Jérémie la regarda sans comprendre. Pour une surprise, c'en était une !

- C'est ce qui arrive quand on laisse traîner un médaillon avec photo de famille, expliqua-t-elle en lui remettant son pendentif orné d'un saphir. J'ai reconnu Hélia au premier coup d'œil. Impossible de le confondre avec un autre. Et puis je l'ai pressenti dès que je t'ai vu, tu es son portrait craché... Jérémie Marchal.

Pendant quelques secondes encore, le garçon dévisagea sa grand-mère d'un air ahuri. Désireuse de ne pas interférer, Mathilde s'éclipsa.

- Quant à moi je suis Olivia Rose Marchal. J'ai un certificat pour te le prouver si tu as encore des doutes.

En aucun cas le besoin ne se fit sentir. Jérémie enserra sa grand-mère avec une petite larme et assura :

- Quand tout ça sera fini, je viendrai avec papa, je te le promets.

- Je n'en doute pas. Le savoir bien portant est déjà une victoire pour moi. Et au moins tu m'auras déjà présenté ta fiancée, ajouta Olivia d'un ton taquin.

Olivia était prompte à plaisanter dès que l'occasion se présentait et Jérémie apprécia cela, même s'il se sentit rougir.

- Allez file petit sacripant, reprit la femme en chassant son petit-fils d'un geste impérieux. Tu ne vas pas t'éterniser ici alors que tu as tant de choses à faire !

Approuvant avec une tristesse teintée d'euphorie, Jérémie fit volte-face et partit après un dernier salut enthousiaste. Finalement il n'avait pas perdu aux changes en se rendant à Célestia, bien au contraire.

Jérémie endossa fermement son sac et rejoignit Mathilde qui guettait son retour à la sortie Ouest de la ville. Ils avaient fait le plein de vivres et repris leurs forces sans problème. Ce fut donc d'assez bonne humeur qu'ils prirent la route.

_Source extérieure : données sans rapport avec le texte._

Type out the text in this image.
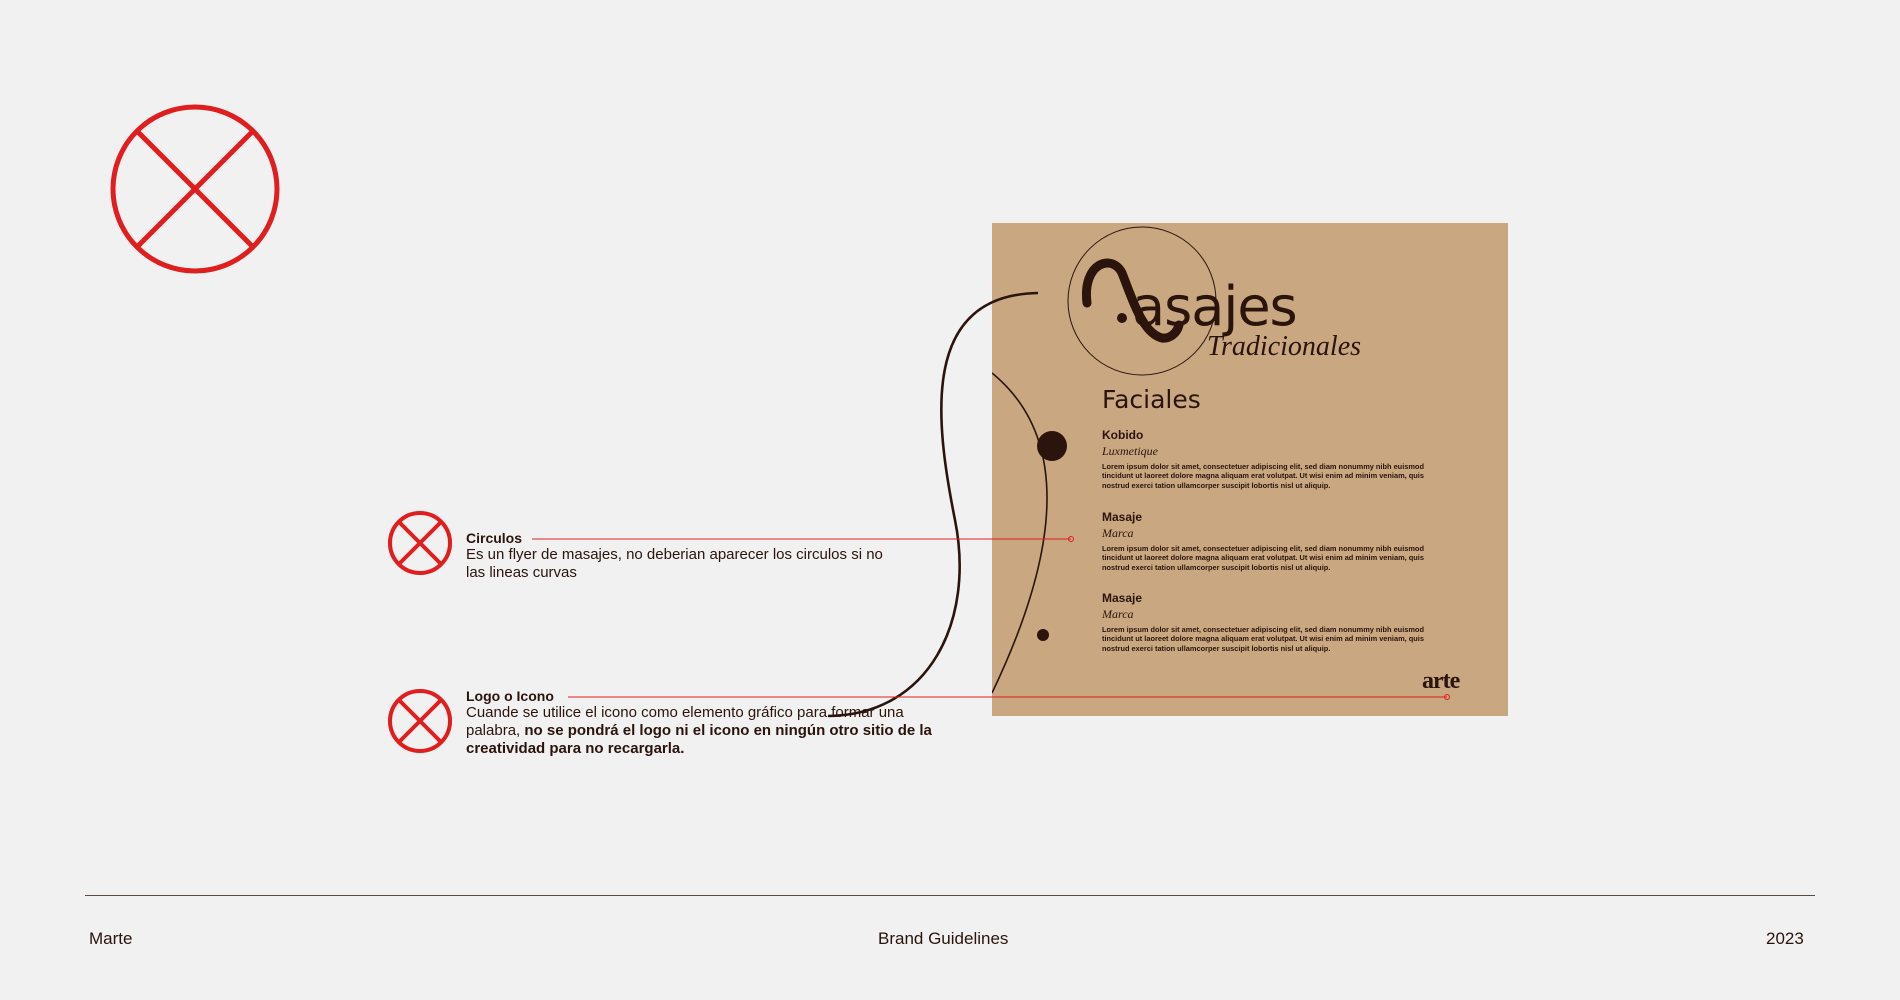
Circulos
Es un flyer de masajes, no deberian aparecer los circulos si no las lineas curvas
Logo o Icono
Cuande se utilice el icono como elemento gráfico para formar una palabra, no se pondrá el logo ni el icono en ningún otro sitio de la creatividad para no recargarla.
asajes
Tradicionales
Faciales
Kobido
Luxmetique
Lorem ipsum dolor sit amet, consectetuer adipiscing elit, sed diam nonummy nibh euismod tincidunt ut laoreet dolore magna aliquam erat volutpat. Ut wisi enim ad minim veniam, quis nostrud exerci tation ullamcorper suscipit lobortis nisl ut aliquip.
Masaje
Marca
Lorem ipsum dolor sit amet, consectetuer adipiscing elit, sed diam nonummy nibh euismod tincidunt ut laoreet dolore magna aliquam erat volutpat. Ut wisi enim ad minim veniam, quis nostrud exerci tation ullamcorper suscipit lobortis nisl ut aliquip.
Masaje
Marca
Lorem ipsum dolor sit amet, consectetuer adipiscing elit, sed diam nonummy nibh euismod tincidunt ut laoreet dolore magna aliquam erat volutpat. Ut wisi enim ad minim veniam, quis nostrud exerci tation ullamcorper suscipit lobortis nisl ut aliquip.
arte
Marte	Brand Guidelines	2023
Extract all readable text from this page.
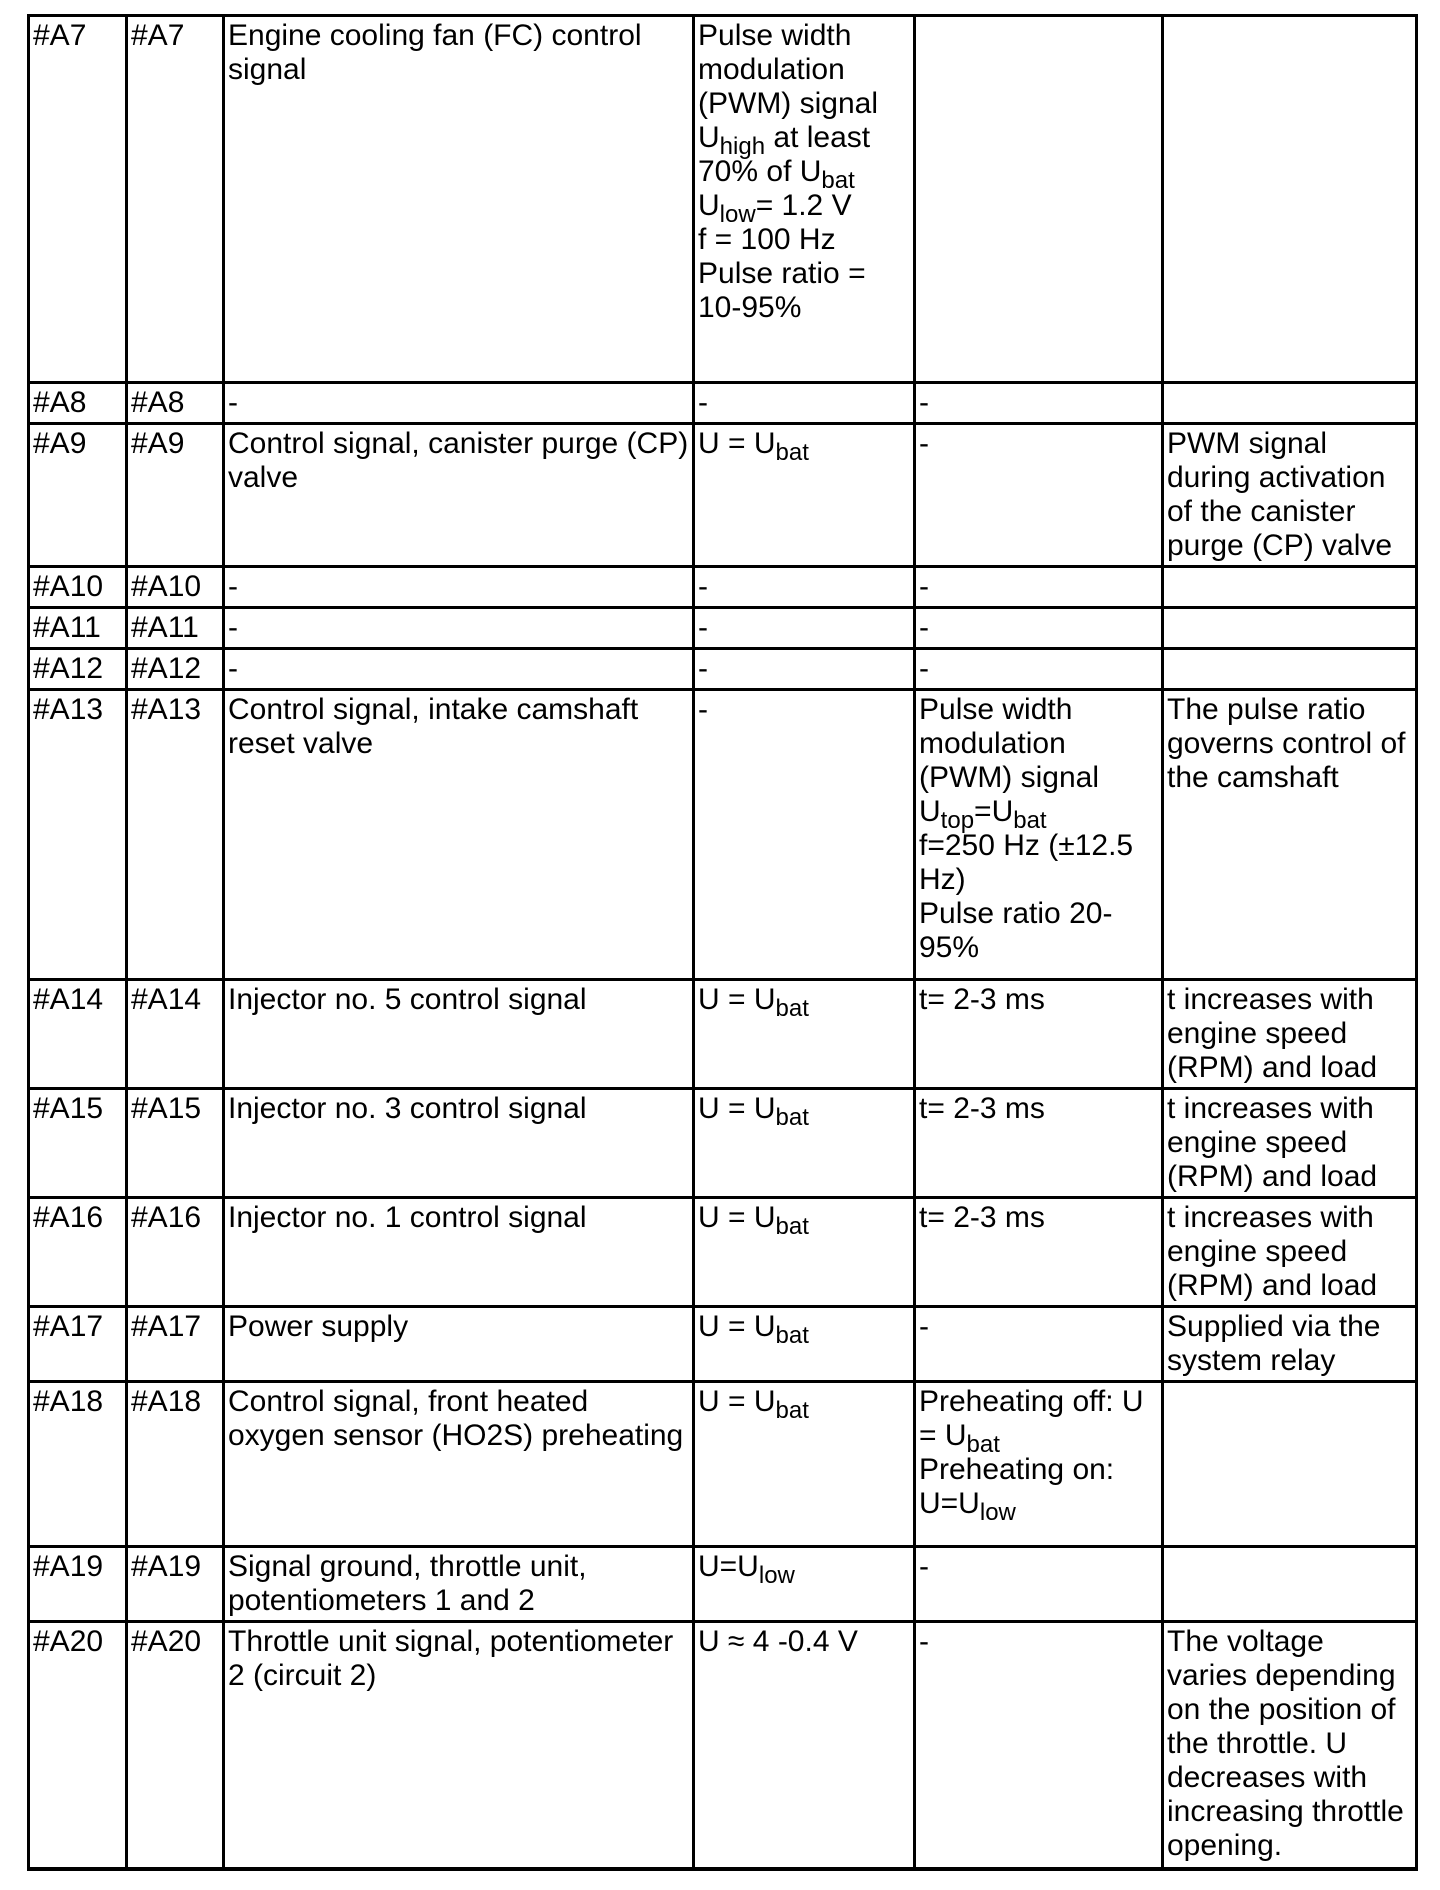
#A7	#A7	Engine cooling fan (FC) control signal	Pulse width modulation (PWM) signal
$U_{high}$ at least 70% of $U_{bat}$
$U_{low}= 1.2$ V
f = 100 Hz
Pulse ratio = 10-95%		

#A8	#A8	-	-	-	

#A9	#A9	Control signal, canister purge (CP) valve	$U = U_{bat}$	-	PWM signal during activation of the canister purge (CP) valve
#A10	#A10	-	-	-	

#A11	#A11	-	-	-	

#A12	#A12	-	-	-	

#A13	#A13	Control signal, intake camshaft reset valve	-	Pulse width modulation (PWM) signal
$U_{top}=U_{bat}$
f=250 Hz (±12.5 Hz)
Pulse ratio 20-95%	The pulse ratio governs control of the camshaft
#A14	#A14	Injector no. 5 control signal	$U = U_{bat}$	t= 2-3 ms	t increases with engine speed (RPM) and load
#A15	#A15	Injector no. 3 control signal	$U = U_{bat}$	t= 2-3 ms	t increases with engine speed (RPM) and load
#A16	#A16	Injector no. 1 control signal	$U = U_{bat}$	t= 2-3 ms	t increases with engine speed (RPM) and load
#A17	#A17	Power supply	$U = U_{bat}$	-	Supplied via the system relay
#A18	#A18	Control signal, front heated oxygen sensor (HO2S) preheating	$U = U_{bat}$	Preheating off: $U = U_{bat}$
Preheating on: $U=U_{low}$

#A19	#A19	Signal ground, throttle unit, potentiometers 1 and 2	$U=U_{low}$	-	

#A20	#A20	Throttle unit signal, potentiometer 2 (circuit 2)	U ≈ 4 -0.4 V	-	The voltage varies depending on the position of the throttle. U decreases with increasing throttle opening.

Durant le trajet, Jérémie exposa à Mathilde sa thèse pour esquiver les rangs adverses. Mais la jeune fille émit un large bémol :

- N'oublie pas que je ne contrôle pas bien mes pouvoirs, je pourrais te faire tomber comme ça, tout d'un coup. Et puisque je n'ai pas envie d'avoir de la bouillie comme compagnon de route, c'est non.

Jérémie dut admettre qu'elle avait raison et n'insista pas. Résigné à marcher, il accéléra le pas. Ils atteignirent la première moitié de la route en une demi-heure et firent halte pour boire à l'abri d'un rocher en surplomb. Malgré la monotonie du paysage comme de leur marche, Jérémie était ravi de partager ces moments avec Mathilde. Après avoir cru ne jamais la revoir vivante, c'était un bonheur simple et plus qu'appréciable.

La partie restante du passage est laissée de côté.